FLORHAM PARK, N.J. (AP) – Vernon Gholston was a coveted man at the NFL draft last year, with several teams hoping to make the hulking linebacker the centerpiece of their defense.

After a disappointing rookie season with the New York Jets in which he had no sacks and provided little impact, he’s still looking to develop into a dominant presence.

“I never lost confidence in myself,” Gholston said Friday between minicamp practices. “I’ll say that honestly. I still feel like when I learn what I can do, I can be one of the best players in this league.”

Jets coach Rex Ryan has declared Gholston will be one of his personal projects this season, eager to tap into the potential that excited New York so much that it drafted him sixth overall last year.

“I’m just letting my eyes do our evaluation, what I see out there right now,” Ryan said. “Vernon is a New York Jet, and I’m happy he is.”

When then-coach Eric Mangini and general manager Mike Tannenbaum drafted Gholston, it was with the intention that the former Ohio State star would easily transition from a 4-3 defensive end to a 3-4 outside linebacker. Fans cheered the pick, envisioning Gholston terrorizing quarterbacks on a weekly basis.

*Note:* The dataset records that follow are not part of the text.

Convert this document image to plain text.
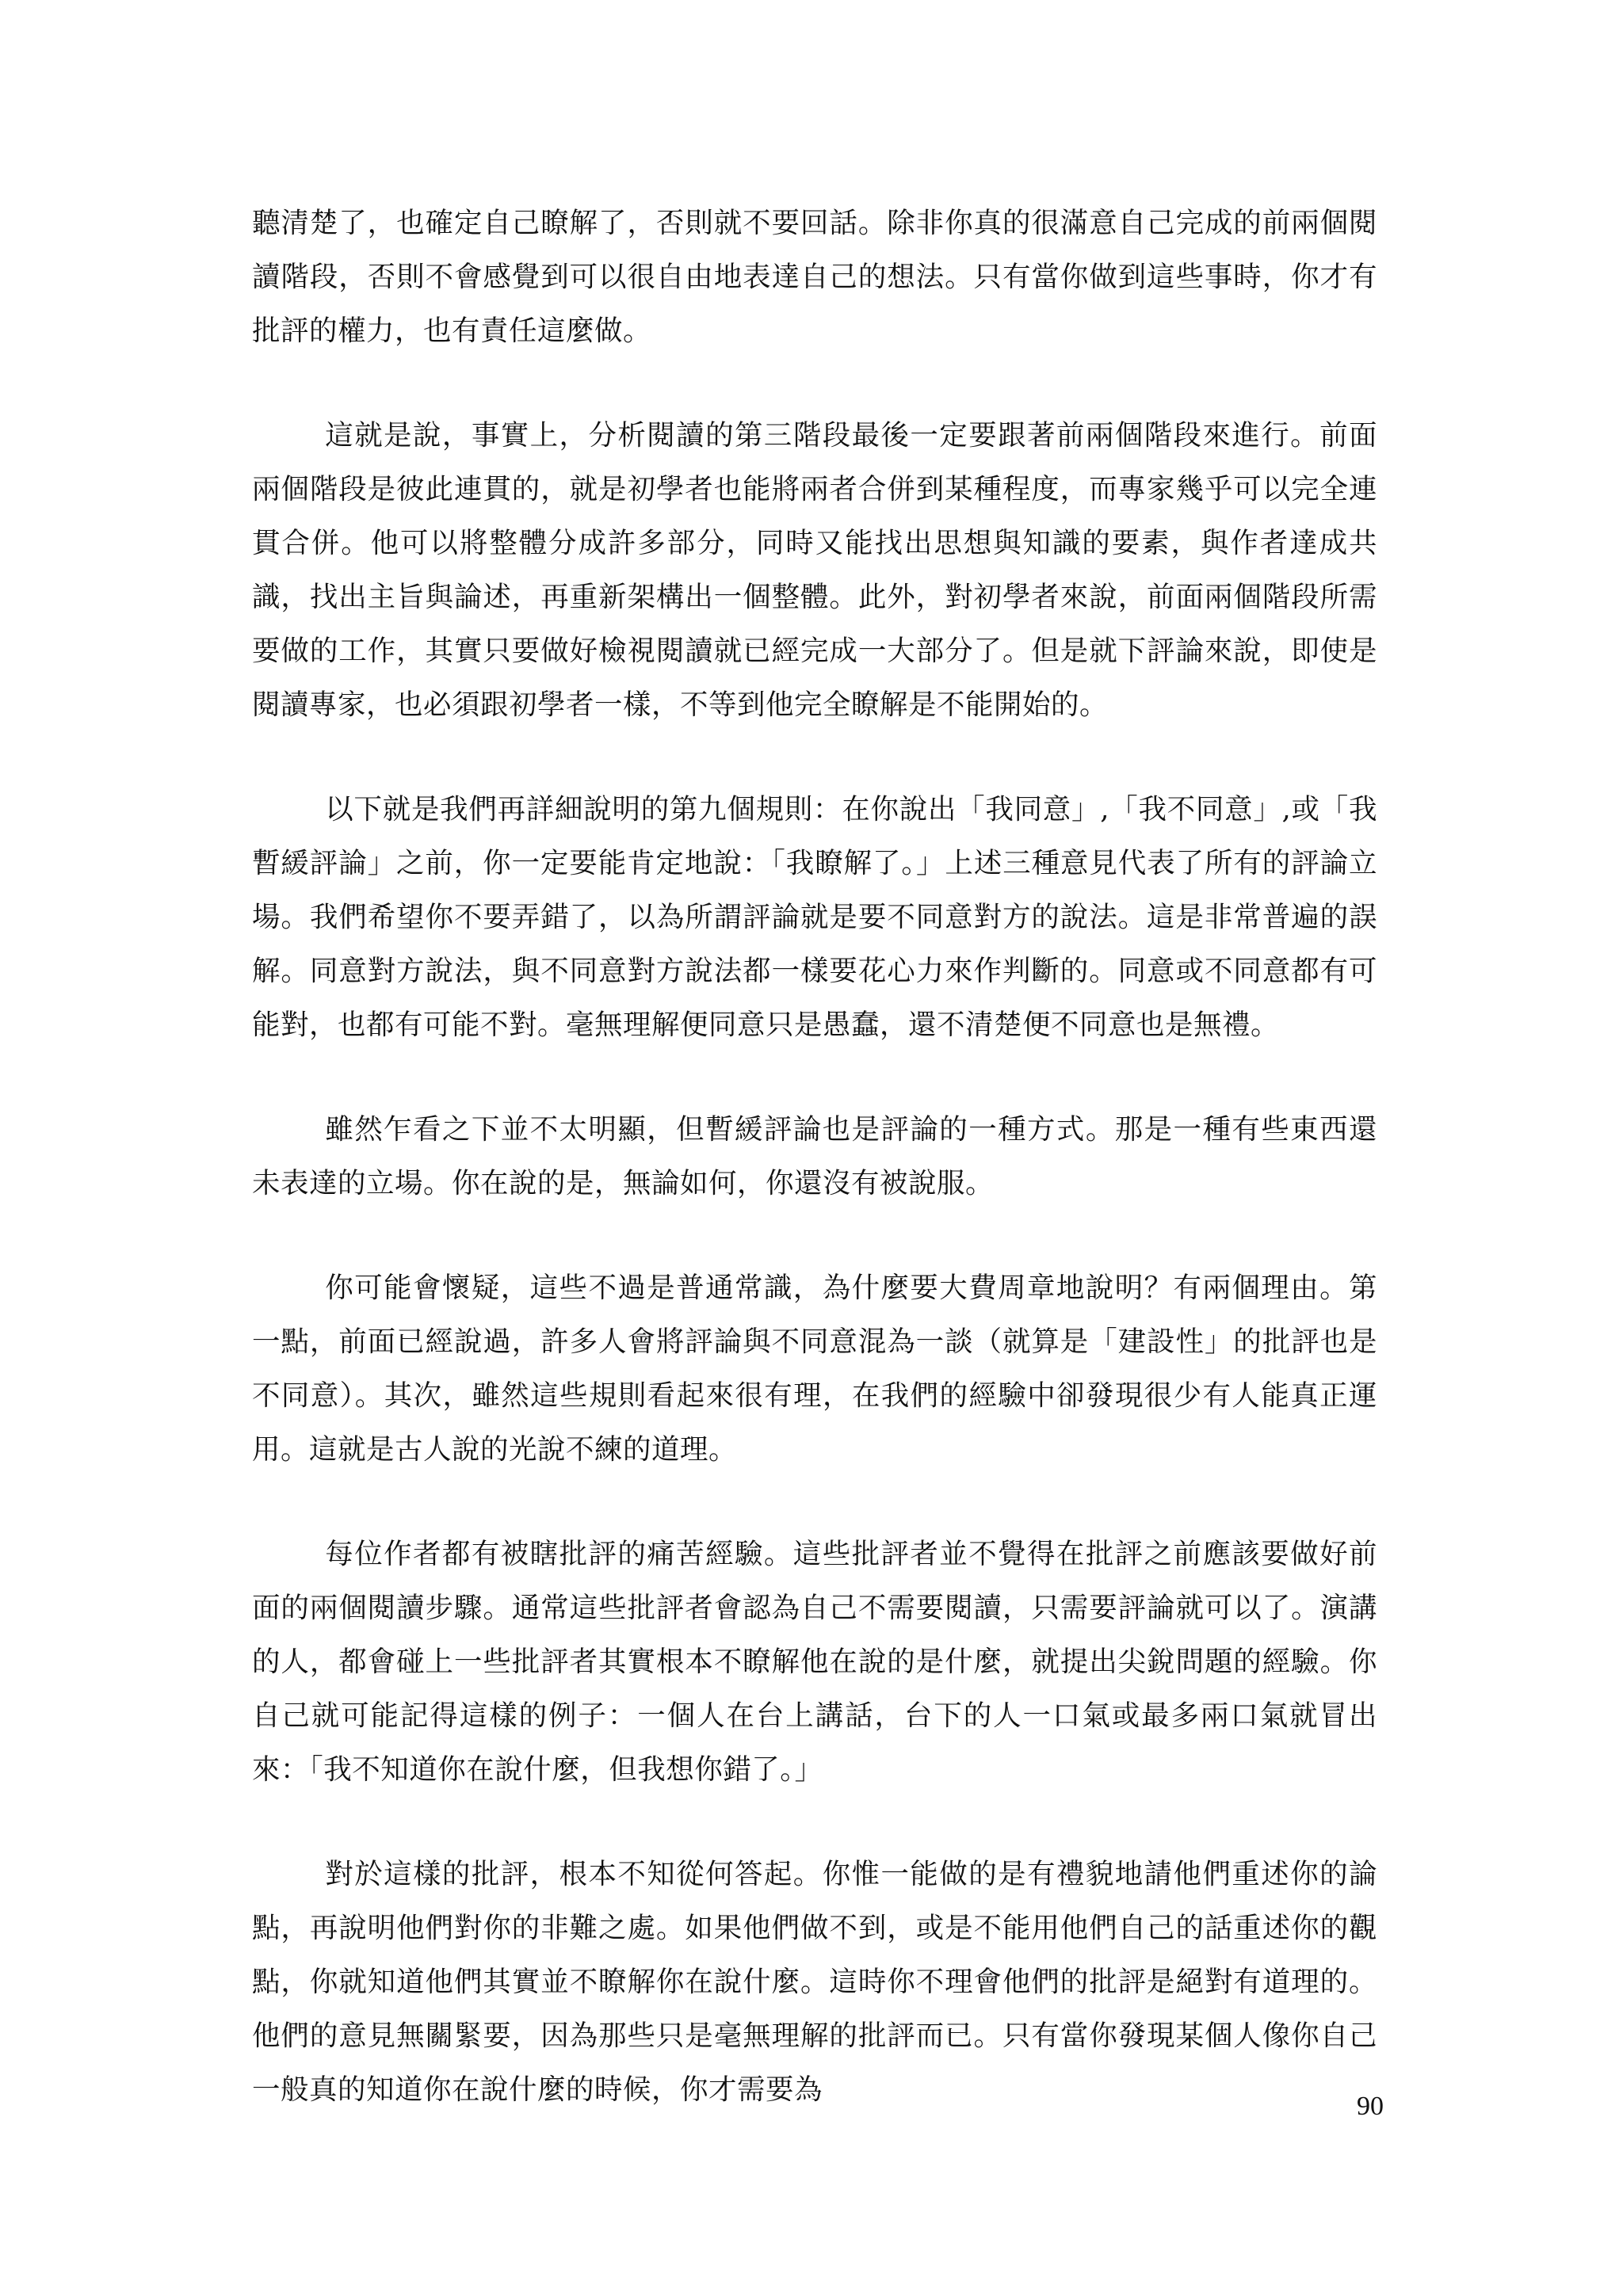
聽清楚了，也確定自己瞭解了，否則就不要回話。除非你真的很滿意自己完成的前兩個閱讀階段，否則不會感覺到可以很自由地表達自己的想法。只有當你做到這些事時，你才有批評的權力，也有責任這麼做。

這就是說，事實上，分析閱讀的第三階段最後一定要跟著前兩個階段來進行。前面兩個階段是彼此連貫的，就是初學者也能將兩者合併到某種程度，而專家幾乎可以完全連貫合併。他可以將整體分成許多部分，同時又能找出思想與知識的要素，與作者達成共識，找出主旨與論述，再重新架構出一個整體。此外，對初學者來說，前面兩個階段所需要做的工作，其實只要做好檢視閱讀就已經完成一大部分了。但是就下評論來說，即使是閱讀專家，也必須跟初學者一樣，不等到他完全瞭解是不能開始的。

以下就是我們再詳細說明的第九個規則：在你說出「我同意」,「我不同意」,或「我暫緩評論」之前，你一定要能肯定地說：「我瞭解了。」上述三種意見代表了所有的評論立場。我們希望你不要弄錯了，以為所謂評論就是要不同意對方的說法。這是非常普遍的誤解。同意對方說法，與不同意對方說法都一樣要花心力來作判斷的。同意或不同意都有可能對，也都有可能不對。毫無理解便同意只是愚蠢，還不清楚便不同意也是無禮。

雖然乍看之下並不太明顯，但暫緩評論也是評論的一種方式。那是一種有些東西還未表達的立場。你在說的是，無論如何，你還沒有被說服。

你可能會懷疑，這些不過是普通常識，為什麼要大費周章地說明？有兩個理由。第一點，前面已經說過，許多人會將評論與不同意混為一談（就算是「建設性」的批評也是不同意）。其次，雖然這些規則看起來很有理，在我們的經驗中卻發現很少有人能真正運用。這就是古人說的光說不練的道理。

每位作者都有被瞎批評的痛苦經驗。這些批評者並不覺得在批評之前應該要做好前面的兩個閱讀步驟。通常這些批評者會認為自己不需要閱讀，只需要評論就可以了。演講的人，都會碰上一些批評者其實根本不瞭解他在說的是什麼，就提出尖銳問題的經驗。你自己就可能記得這樣的例子：一個人在台上講話，台下的人一口氣或最多兩口氣就冒出來：「我不知道你在說什麼，但我想你錯了。」

對於這樣的批評，根本不知從何答起。你惟一能做的是有禮貌地請他們重述你的論點，再說明他們對你的非難之處。如果他們做不到，或是不能用他們自己的話重述你的觀點，你就知道他們其實並不瞭解你在說什麼。這時你不理會他們的批評是絕對有道理的。他們的意見無關緊要，因為那些只是毫無理解的批評而已。只有當你發現某個人像你自己一般真的知道你在說什麼的時候，你才需要為

90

Instead came a year of struggles. He missed minicamp because of an NCAA rule that wouldn’t allow him to practice until Ohio State’s spring semester was completed. He then missed a day of training camp because of a brief contract holdout. Then, he was slow to pick up Mangini’s intricate defensive system and found playing time scarce. He was even inactive for a week and has faced constant questions about what went wrong.

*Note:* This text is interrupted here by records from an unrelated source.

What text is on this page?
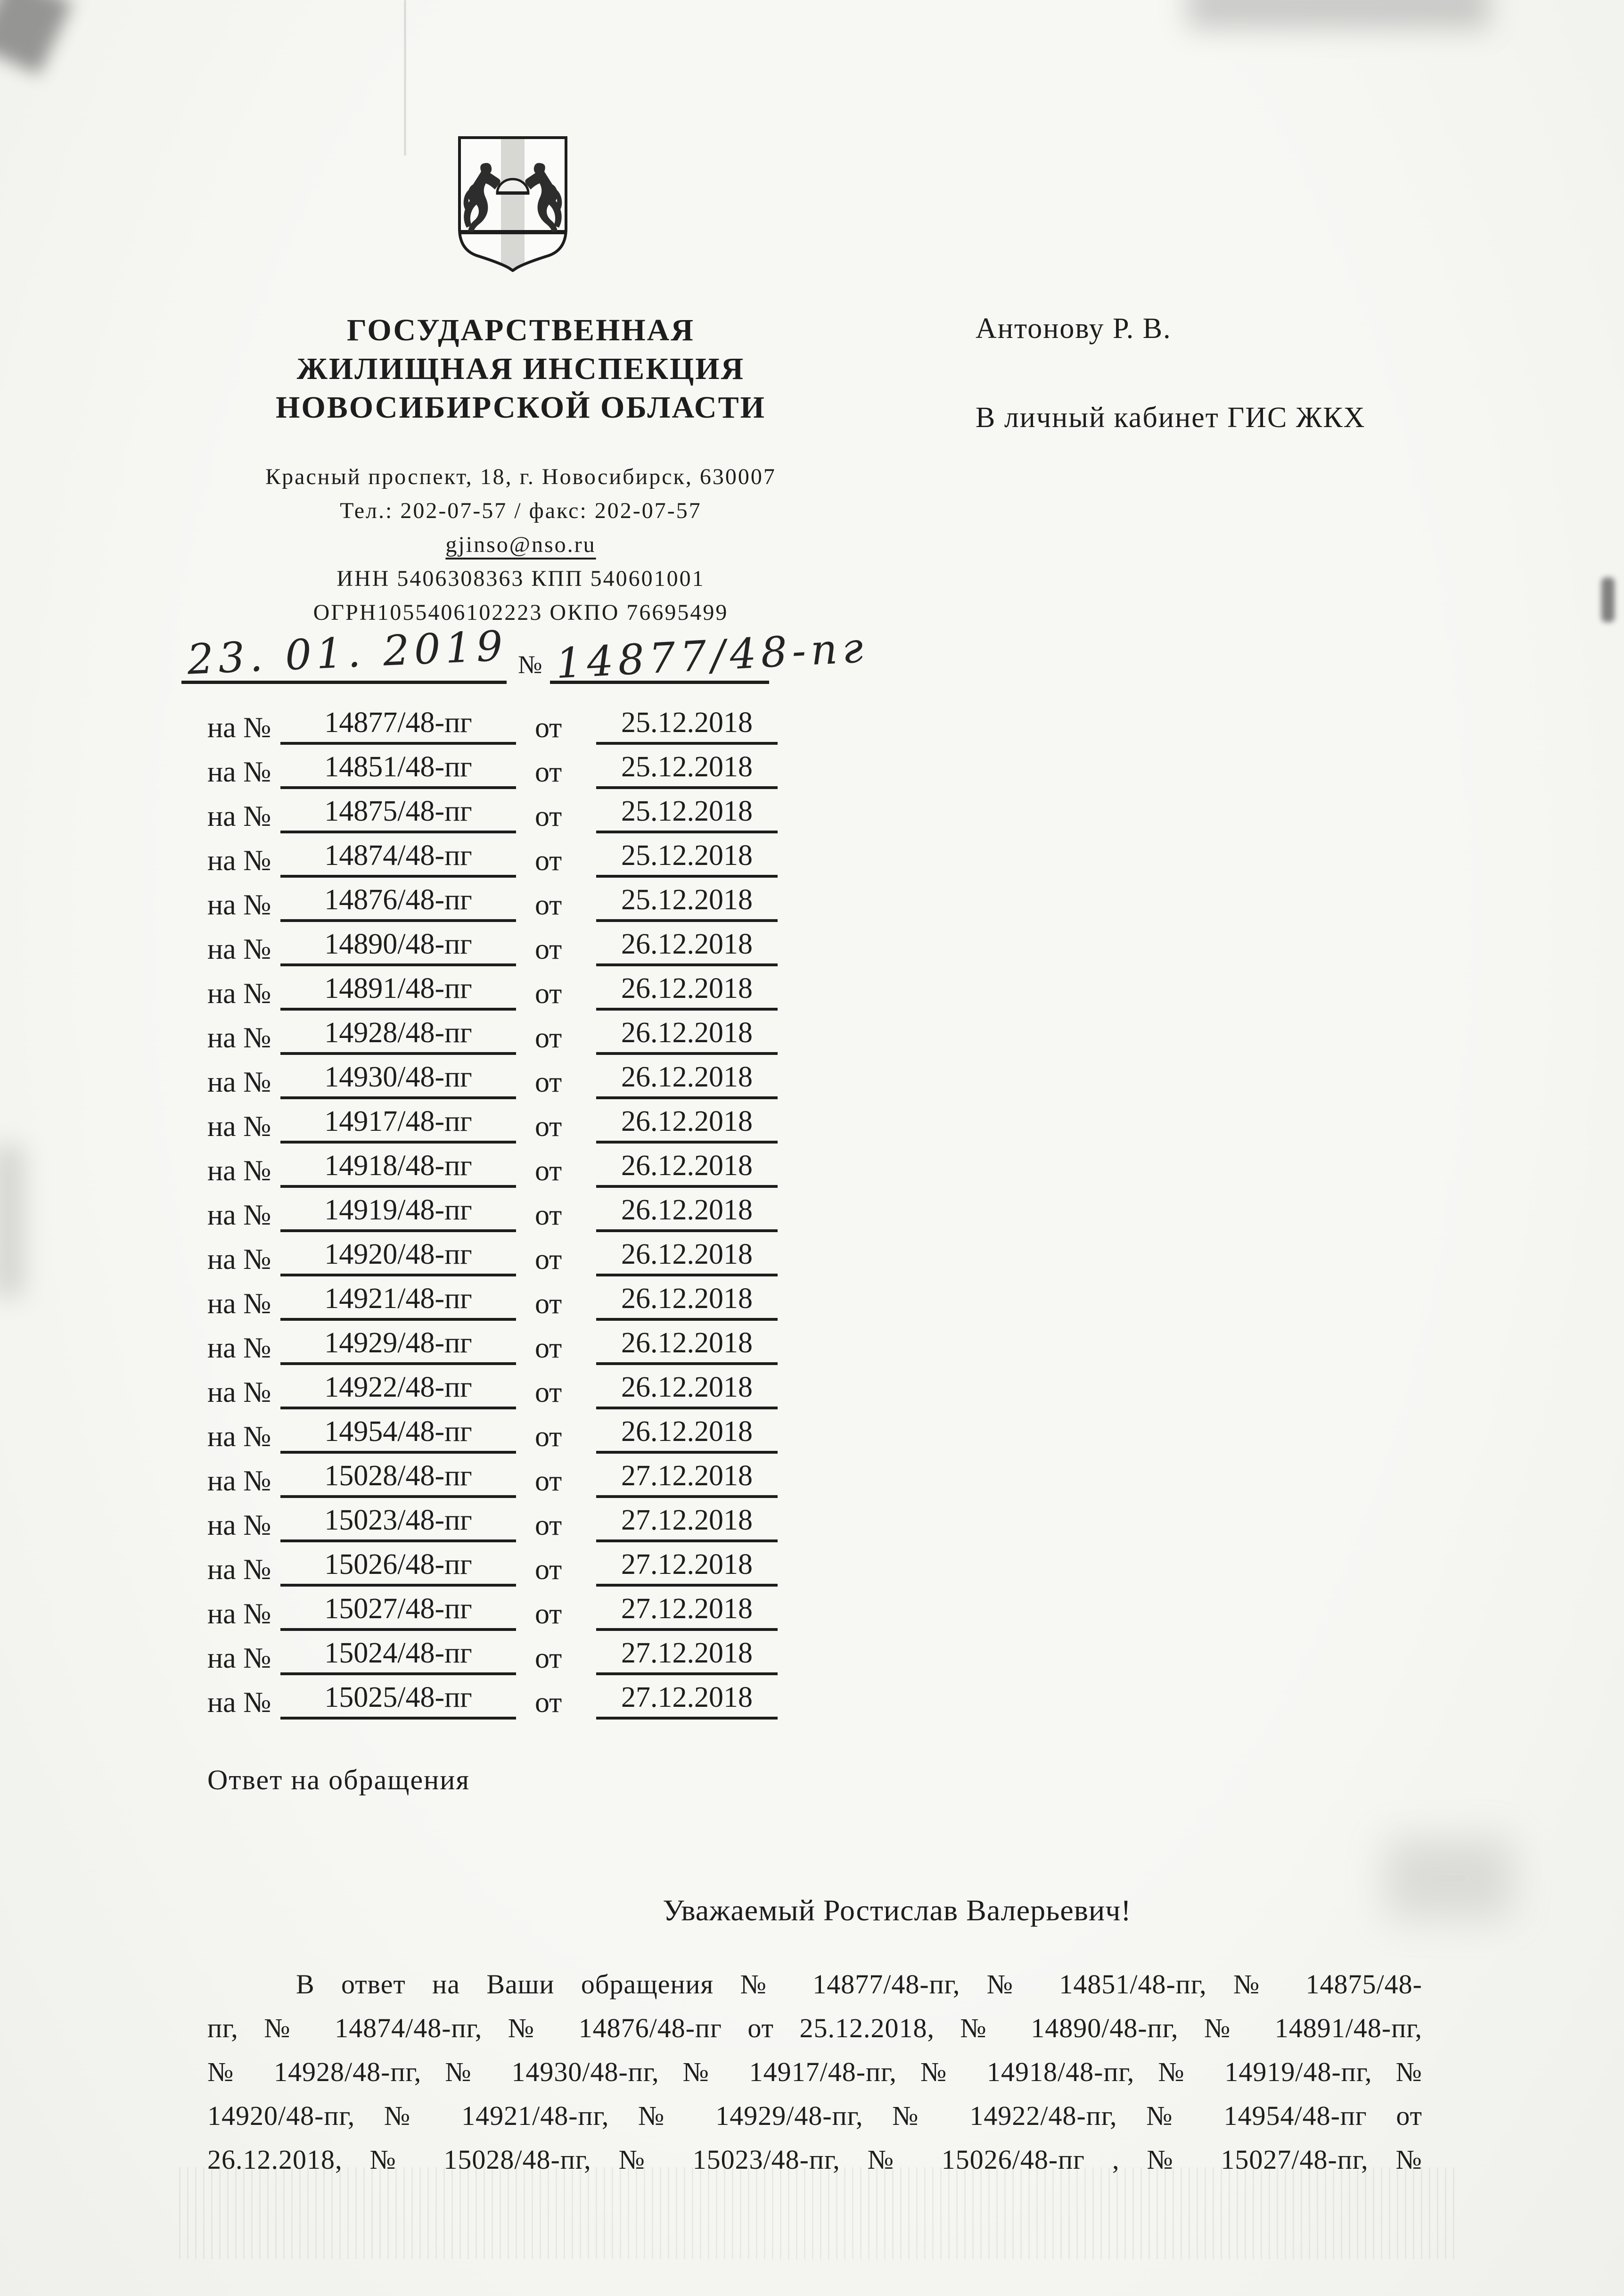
ГОСУДАРСТВЕННАЯ
ЖИЛИЩНАЯ ИНСПЕКЦИЯ
НОВОСИБИРСКОЙ ОБЛАСТИ
Красный проспект, 18, г. Новосибирск, 630007
Тел.: 202-07-57 / факс: 202-07-57
gjinso@nso.ru
ИНН 5406308363 КПП 540601001
ОГРН1055406102223 ОКПО 76695499
Антонову Р. В.
В личный кабинет ГИС ЖКХ
23. 01. 2019 № 14877/48-пг
на №	14877/48-пг	от	25.12.2018
на №	14851/48-пг	от	25.12.2018
на №	14875/48-пг	от	25.12.2018
на №	14874/48-пг	от	25.12.2018
на №	14876/48-пг	от	25.12.2018
на №	14890/48-пг	от	26.12.2018
на №	14891/48-пг	от	26.12.2018
на №	14928/48-пг	от	26.12.2018
на №	14930/48-пг	от	26.12.2018
на №	14917/48-пг	от	26.12.2018
на №	14918/48-пг	от	26.12.2018
на №	14919/48-пг	от	26.12.2018
на №	14920/48-пг	от	26.12.2018
на №	14921/48-пг	от	26.12.2018
на №	14929/48-пг	от	26.12.2018
на №	14922/48-пг	от	26.12.2018
на №	14954/48-пг	от	26.12.2018
на №	15028/48-пг	от	27.12.2018
на №	15023/48-пг	от	27.12.2018
на №	15026/48-пг	от	27.12.2018
на №	15027/48-пг	от	27.12.2018
на №	15024/48-пг	от	27.12.2018
на №	15025/48-пг	от	27.12.2018
Ответ на обращения
Уважаемый Ростислав Валерьевич!
В ответ на Ваши обращения № 14877/48-пг, № 14851/48-пг, № 14875/48-
пг, № 14874/48-пг, № 14876/48-пг от 25.12.2018, № 14890/48-пг, № 14891/48-пг,
№ 14928/48-пг, № 14930/48-пг, № 14917/48-пг, № 14918/48-пг, № 14919/48-пг, №
14920/48-пг, № 14921/48-пг, № 14929/48-пг, № 14922/48-пг, № 14954/48-пг от
26.12.2018, № 15028/48-пг, № 15023/48-пг, № 15026/48-пг , № 15027/48-пг, №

“It’s just the way it works out sometimes,” Gholston said. “I think the bigger measure is how you bounce back from that. You strive and keep going and give yourself a chance to get where you want to go.”

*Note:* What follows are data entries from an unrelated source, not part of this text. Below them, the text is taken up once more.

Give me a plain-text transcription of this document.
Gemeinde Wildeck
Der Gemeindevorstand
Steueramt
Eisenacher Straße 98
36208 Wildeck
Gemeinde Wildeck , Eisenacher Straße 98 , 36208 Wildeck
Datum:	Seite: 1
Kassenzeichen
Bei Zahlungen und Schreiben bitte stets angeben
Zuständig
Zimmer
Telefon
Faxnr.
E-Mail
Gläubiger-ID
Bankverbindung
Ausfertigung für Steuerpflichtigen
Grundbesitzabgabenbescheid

Gholston, who set the Buckeyes’ single-season sacks record with 14 as a senior, had just 13 tackles last season for New York. He was tagged by some fans with the nickname “The Ghost” for his lack of big plays.

“Shoot, I’m dang hungry,” he said. “I definitely want some sacks. I think people look at last year and say I had no sacks, but there were a lot of times I was actually close to sacks. What we did last year, I wasn’t always called to rush. A lot of that just comes with the game plan. A lot of times I was actually close on sacks, I was just a tenth of a second or a step away.”

Gholston knows almost doesn’t quite cut it, not in the NFL – and certainly not when you were being considered by Miami with the No. 1 overall pick.

“The biggest thing is having that ability and just getting on the field where you can actually use it and show it,” he said. “With that being said, you have to know what you’re doing on the football field. You can’t go out there and not know what to do, otherwise you won’t be out there.”

Ryan has liked what he has seen so far from Gholston, who’ll likely continue playing outside linebacker in the new coach’s system.

“You watch him out there these last few practices, you see how he’s flying to the football, making some plays,” Ryan said. “He had a couple of sacks today. You know, I’m happy he’s here.”

Gholston certainly looks the part of a pass-rushing force with his massive arms and shoulders.

He’s soft spoken off the field, though, and he’s not a trash talker or a showboat, causing the misperception that perhaps Gholston lacks the fire to truly be an NFL star.

“I mean, I’m going to be me,” he said. “If anybody knows me, I have intensity. It’s just not shown in that way. If you want a cheerleader, I can just put on a cheerleading outfit and get some pompoms and cheer everybody on, if that’s what people want to see me do.

“But I’m here to play football and that’s what I’m going to do.”

Gholston had a dinner chat with Lawrence Taylor last season when the Hall of Fame linebacker talked about some of his own experiences and passed along some tips that might help the youngster’s development. Gholston hasn’t spoken to L.T. since, but has caught him doing the tango on television.

“When I heard he was on there, I was like, ‘L.T? On Dancing With the Stars?”‘ he said with a big laugh. “I caught it last week and he was actually pretty good. He’s still going.”

So maybe Taylor can someday pass along some of his dance moves.

“I’m going to hold off on that,” Gholston said, smiling. “I’m going to learn football first.”

Notes: Ryan said quarterback Kellen Clemens was “outstanding” and “looked sharp” in the morning practice, apparently giving Clemens the very early edge in the competition with Brett Ratliff for the starting job. … A scary moment occurred in the morning practice when linebacker Kenwin Cummings and wide receiver Wallace Wright had a loud collision during a non-contact drill. Ryan said Cummings might have suffered a concussion, while Wright banged up his left knee, but the coach said both should be fine.